X1と主要アーキテクチャーは共通ながら同じ個所を探すのが難しいくらい作り分けられており、大きなキドニーグリルが際立って見えるアイコニックグローはX2専用。リア回りのランプ類もオリジナルだ。

 クーペながら後席や荷室スペースが十分に確保されているところはX2の美点。横から見るとサイドウィンドウの形状が後方にいくにしたがい上下とも狭められている。だがルーフラインの高さはキープ。後席は身長175cmのパッセンジャーが座っても頭上に余裕がある。荷室も余裕たっぷり。通常時で560Lという容量はX1より20Lも大きい。リアシートを倒すと1470Lに拡大する。アウトドアアクティビティに積極的なユーザーも満足できそうだ。

 ボディサイズは4555×1845×1575mm。全幅はX1に対して10mmワイドだが、1850mmを超えなかった点は歓迎できる。

 インテリアはユーザーインターフェースの大幅なデジタル化が図られている。メーターパネルとコントロールディスプレイを一体化したBMWカーブドディスプレイを採用。センターアームレストに、iDriveコントローラーやシフトレバーを含めて操作系を集約した。これによりすっきりとモダンな空間を実現している。

走りはスポーティなキャラクター
BMWらしい走りのテイストがうれしい

 走りはクーペらしくスポーティな味わい。X1は万人向けの快適な乗り味を重視したのに対し、X2は一体感を重視したドライビングダイナミクスを追求している。2車の違いは、乗れば誰もが実感できる。

 全域でパワフルな印象の2Lターボ(204㎰/300Nm)のパワートレーンに大きな違いはないが、ハンドリングは別物。反応が適度に穏やかでゆったりと乗れるX1に対し、X2はキビキビとしている。全体的に切れ味鋭く味付けされている。足回りが締め上げられているとはいえ、乗り心地は悪くない。初代X2は乗り心地の硬さに閉口した。2代目はスポーティながら快適性もハイレベルだ。

 サスペンションは初期からよく動き、路面の凹凸を上手にいなしてくれる。フラットな姿勢を保ちながらも後席を含め乗り心地は快適。BMWらしいテイストが存分に味わえるのがうれしい。

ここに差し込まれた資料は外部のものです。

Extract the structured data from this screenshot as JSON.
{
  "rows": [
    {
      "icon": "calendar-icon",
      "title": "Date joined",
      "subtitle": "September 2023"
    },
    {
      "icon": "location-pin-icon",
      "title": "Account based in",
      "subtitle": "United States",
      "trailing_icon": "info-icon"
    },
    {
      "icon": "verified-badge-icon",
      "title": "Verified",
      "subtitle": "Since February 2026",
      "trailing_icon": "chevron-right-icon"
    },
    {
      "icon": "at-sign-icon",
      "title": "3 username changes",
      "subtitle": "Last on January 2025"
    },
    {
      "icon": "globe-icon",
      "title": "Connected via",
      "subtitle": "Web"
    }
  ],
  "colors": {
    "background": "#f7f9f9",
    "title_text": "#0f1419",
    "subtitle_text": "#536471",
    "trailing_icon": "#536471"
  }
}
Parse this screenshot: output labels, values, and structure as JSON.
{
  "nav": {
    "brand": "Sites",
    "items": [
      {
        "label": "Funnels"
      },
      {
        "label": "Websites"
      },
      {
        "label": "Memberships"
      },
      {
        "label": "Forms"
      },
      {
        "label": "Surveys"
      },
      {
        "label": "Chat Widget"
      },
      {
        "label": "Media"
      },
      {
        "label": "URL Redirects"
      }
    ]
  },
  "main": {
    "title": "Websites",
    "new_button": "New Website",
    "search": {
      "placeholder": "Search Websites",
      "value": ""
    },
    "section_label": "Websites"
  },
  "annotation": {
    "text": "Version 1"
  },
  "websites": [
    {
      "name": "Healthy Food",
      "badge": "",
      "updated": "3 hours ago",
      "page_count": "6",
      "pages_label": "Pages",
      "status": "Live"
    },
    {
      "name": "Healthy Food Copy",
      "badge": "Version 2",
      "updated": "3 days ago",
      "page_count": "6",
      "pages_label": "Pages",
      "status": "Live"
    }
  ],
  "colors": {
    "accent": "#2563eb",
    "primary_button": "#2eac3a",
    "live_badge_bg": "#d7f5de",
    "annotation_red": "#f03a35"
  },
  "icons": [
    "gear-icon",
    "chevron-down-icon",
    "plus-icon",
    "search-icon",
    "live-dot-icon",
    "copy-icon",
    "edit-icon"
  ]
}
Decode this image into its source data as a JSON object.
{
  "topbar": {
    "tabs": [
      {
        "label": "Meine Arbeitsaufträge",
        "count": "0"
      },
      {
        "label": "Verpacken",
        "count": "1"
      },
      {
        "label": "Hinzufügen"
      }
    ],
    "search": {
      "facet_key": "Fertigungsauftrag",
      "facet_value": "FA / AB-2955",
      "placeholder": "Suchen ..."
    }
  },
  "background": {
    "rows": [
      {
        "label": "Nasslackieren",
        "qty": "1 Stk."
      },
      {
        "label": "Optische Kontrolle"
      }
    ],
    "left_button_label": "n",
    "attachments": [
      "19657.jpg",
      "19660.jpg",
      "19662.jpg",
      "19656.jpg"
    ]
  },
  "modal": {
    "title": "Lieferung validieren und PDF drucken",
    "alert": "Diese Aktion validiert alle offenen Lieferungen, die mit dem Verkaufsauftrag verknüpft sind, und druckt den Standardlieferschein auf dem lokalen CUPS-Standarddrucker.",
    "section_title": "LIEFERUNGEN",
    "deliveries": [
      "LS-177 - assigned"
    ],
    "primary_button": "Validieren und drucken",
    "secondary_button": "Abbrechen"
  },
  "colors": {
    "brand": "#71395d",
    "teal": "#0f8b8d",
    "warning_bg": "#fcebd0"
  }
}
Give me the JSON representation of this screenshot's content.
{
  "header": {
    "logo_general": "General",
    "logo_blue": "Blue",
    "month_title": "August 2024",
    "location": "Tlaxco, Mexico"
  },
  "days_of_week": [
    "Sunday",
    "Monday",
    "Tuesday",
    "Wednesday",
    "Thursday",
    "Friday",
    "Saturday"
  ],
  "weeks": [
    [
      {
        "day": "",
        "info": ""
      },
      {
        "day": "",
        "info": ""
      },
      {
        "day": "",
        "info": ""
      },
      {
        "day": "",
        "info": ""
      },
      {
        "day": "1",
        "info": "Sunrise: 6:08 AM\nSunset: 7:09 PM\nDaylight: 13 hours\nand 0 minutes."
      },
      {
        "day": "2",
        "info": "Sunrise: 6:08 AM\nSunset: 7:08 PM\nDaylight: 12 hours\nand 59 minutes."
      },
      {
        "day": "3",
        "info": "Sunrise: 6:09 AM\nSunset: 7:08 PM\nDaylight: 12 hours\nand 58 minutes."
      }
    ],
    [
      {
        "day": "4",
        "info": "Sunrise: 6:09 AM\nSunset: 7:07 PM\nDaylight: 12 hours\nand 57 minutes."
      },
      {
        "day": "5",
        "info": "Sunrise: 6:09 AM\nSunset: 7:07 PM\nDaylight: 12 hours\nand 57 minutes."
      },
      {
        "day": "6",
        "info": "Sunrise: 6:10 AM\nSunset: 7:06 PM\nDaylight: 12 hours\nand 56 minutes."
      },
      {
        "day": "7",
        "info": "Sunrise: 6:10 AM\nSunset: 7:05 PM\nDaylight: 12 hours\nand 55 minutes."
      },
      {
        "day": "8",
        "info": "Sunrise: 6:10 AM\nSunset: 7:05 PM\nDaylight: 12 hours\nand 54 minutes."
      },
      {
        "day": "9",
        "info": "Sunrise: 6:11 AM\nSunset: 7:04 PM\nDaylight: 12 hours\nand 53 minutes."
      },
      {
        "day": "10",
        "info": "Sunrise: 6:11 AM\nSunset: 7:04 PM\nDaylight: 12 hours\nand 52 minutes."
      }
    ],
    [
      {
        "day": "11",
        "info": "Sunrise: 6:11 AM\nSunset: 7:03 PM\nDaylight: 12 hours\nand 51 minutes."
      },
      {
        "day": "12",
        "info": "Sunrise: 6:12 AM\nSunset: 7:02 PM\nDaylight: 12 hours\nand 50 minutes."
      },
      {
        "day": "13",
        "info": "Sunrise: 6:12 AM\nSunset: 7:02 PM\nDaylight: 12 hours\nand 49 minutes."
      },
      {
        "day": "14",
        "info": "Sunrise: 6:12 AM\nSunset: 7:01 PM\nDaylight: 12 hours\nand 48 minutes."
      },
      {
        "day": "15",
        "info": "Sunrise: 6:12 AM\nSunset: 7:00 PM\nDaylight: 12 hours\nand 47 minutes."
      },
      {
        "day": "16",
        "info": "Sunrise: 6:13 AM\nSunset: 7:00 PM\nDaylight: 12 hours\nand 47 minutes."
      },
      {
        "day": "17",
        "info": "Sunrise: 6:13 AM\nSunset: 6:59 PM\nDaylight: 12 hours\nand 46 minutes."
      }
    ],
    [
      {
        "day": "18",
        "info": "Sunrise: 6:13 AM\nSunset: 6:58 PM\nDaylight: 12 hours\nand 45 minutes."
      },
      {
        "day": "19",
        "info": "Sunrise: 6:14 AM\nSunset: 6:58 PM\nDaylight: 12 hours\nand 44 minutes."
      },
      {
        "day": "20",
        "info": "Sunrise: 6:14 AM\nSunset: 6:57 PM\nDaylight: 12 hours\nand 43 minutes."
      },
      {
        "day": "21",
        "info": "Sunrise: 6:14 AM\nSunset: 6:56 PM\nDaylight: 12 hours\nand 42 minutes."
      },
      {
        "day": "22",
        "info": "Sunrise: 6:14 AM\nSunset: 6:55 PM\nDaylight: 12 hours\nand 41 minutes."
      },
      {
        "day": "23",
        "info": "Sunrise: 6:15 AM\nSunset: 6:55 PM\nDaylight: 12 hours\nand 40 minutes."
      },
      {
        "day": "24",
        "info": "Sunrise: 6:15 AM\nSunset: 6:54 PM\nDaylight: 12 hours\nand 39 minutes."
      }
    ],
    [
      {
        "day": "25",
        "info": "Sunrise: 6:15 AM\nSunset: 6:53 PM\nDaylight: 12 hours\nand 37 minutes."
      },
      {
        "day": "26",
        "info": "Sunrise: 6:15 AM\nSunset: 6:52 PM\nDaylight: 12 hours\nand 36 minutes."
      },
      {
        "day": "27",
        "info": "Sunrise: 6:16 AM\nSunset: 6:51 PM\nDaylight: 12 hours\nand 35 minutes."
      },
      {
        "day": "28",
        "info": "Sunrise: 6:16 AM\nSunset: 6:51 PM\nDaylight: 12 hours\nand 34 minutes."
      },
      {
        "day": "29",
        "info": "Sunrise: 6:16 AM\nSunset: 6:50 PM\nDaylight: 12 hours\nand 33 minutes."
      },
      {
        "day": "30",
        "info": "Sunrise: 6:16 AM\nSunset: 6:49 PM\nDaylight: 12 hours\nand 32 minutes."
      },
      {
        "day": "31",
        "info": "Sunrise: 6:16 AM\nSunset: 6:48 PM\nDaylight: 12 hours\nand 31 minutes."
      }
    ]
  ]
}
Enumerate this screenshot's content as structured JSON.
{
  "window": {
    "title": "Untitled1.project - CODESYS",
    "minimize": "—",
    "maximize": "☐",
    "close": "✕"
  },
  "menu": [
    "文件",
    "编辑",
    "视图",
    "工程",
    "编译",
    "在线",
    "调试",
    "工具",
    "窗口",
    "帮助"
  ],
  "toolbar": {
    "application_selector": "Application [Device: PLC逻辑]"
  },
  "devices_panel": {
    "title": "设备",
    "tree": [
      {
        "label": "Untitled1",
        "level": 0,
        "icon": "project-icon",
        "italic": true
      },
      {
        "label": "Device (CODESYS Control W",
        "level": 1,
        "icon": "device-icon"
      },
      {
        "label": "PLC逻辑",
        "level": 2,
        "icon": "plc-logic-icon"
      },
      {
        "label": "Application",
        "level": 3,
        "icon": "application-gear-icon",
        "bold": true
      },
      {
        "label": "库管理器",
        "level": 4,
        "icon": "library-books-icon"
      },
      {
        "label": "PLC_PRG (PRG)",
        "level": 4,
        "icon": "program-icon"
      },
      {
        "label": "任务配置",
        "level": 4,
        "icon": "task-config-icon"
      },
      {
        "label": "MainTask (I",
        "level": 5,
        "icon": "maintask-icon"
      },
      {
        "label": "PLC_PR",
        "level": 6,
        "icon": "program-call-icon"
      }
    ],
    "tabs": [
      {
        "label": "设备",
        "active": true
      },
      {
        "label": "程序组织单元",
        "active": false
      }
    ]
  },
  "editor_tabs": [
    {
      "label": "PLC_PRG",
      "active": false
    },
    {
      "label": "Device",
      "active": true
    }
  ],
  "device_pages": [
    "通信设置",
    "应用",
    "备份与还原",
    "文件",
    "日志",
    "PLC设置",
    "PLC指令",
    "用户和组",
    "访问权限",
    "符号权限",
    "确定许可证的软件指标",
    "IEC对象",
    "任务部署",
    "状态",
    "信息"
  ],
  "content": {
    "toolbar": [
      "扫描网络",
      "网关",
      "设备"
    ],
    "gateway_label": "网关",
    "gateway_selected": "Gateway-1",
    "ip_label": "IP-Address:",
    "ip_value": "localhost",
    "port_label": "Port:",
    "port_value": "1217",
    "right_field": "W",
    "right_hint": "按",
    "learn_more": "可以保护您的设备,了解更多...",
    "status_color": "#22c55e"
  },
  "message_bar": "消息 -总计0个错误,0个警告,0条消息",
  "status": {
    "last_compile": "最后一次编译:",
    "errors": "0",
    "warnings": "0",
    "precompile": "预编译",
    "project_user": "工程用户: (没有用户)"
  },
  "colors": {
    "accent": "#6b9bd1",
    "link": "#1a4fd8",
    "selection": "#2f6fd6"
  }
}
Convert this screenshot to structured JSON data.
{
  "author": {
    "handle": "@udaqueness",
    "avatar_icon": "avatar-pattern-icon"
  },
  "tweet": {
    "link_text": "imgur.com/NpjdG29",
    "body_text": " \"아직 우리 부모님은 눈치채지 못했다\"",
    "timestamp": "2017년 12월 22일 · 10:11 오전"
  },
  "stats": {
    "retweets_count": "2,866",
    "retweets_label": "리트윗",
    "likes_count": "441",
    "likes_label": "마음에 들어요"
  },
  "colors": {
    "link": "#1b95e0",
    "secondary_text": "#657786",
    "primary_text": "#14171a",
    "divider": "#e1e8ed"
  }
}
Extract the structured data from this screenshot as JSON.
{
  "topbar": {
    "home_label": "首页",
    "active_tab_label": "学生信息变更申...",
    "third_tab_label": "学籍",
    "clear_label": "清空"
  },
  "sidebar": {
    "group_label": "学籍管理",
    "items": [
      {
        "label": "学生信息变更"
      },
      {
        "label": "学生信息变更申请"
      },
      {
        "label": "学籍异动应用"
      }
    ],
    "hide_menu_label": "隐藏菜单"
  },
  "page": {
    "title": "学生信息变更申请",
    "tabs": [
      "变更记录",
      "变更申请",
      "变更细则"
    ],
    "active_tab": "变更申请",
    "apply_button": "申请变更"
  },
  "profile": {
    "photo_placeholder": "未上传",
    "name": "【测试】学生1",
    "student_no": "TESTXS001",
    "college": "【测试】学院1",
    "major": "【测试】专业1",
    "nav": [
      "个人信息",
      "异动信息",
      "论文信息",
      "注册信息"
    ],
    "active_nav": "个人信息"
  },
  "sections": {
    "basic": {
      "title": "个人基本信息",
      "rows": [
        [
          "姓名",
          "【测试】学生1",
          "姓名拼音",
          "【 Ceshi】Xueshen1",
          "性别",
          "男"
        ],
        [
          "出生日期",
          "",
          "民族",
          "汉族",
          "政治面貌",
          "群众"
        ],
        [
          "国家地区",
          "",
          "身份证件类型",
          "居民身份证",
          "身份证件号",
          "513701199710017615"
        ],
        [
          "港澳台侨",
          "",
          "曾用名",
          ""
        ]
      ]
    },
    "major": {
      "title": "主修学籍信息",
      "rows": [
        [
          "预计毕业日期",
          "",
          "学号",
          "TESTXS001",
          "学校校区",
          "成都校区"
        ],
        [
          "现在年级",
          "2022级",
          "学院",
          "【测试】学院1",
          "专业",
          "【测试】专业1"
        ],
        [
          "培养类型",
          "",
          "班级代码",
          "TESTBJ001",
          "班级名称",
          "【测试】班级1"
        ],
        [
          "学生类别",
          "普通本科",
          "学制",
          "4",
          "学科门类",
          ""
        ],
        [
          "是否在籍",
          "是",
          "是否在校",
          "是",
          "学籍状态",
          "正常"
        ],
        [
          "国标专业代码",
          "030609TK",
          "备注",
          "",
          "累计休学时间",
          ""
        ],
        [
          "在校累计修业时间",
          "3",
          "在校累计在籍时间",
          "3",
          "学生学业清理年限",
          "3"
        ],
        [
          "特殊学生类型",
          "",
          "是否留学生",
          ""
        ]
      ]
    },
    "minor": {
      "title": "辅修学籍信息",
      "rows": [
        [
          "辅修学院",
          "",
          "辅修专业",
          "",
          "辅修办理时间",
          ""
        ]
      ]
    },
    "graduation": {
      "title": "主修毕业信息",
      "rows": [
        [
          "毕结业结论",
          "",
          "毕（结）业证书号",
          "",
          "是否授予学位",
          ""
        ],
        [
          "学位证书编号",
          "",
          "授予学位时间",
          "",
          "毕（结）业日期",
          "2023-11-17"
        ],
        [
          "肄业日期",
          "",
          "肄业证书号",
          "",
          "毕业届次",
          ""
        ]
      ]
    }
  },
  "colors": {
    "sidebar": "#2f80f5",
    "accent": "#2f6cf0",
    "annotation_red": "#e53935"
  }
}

 そうなるとメカニズム面で共通性の高いMINIカントリーマンとの違いも気になるところ。xDrive20iのガソリンエンジンはS ALL4と同じスペックで、X1と同様にマイルドハイブリッド機構は付かない。トルクフルなエンジンのおかげで1.7トン近い車体でも力不足を感じることはない。しかもX2は左側のパドルシフトを長引きするとスポーツブースト機能により10秒間限定で最大パワーを発揮する。伸びやかで力強いスペシャルな加速が味わえるのはX2だけの魅力だ。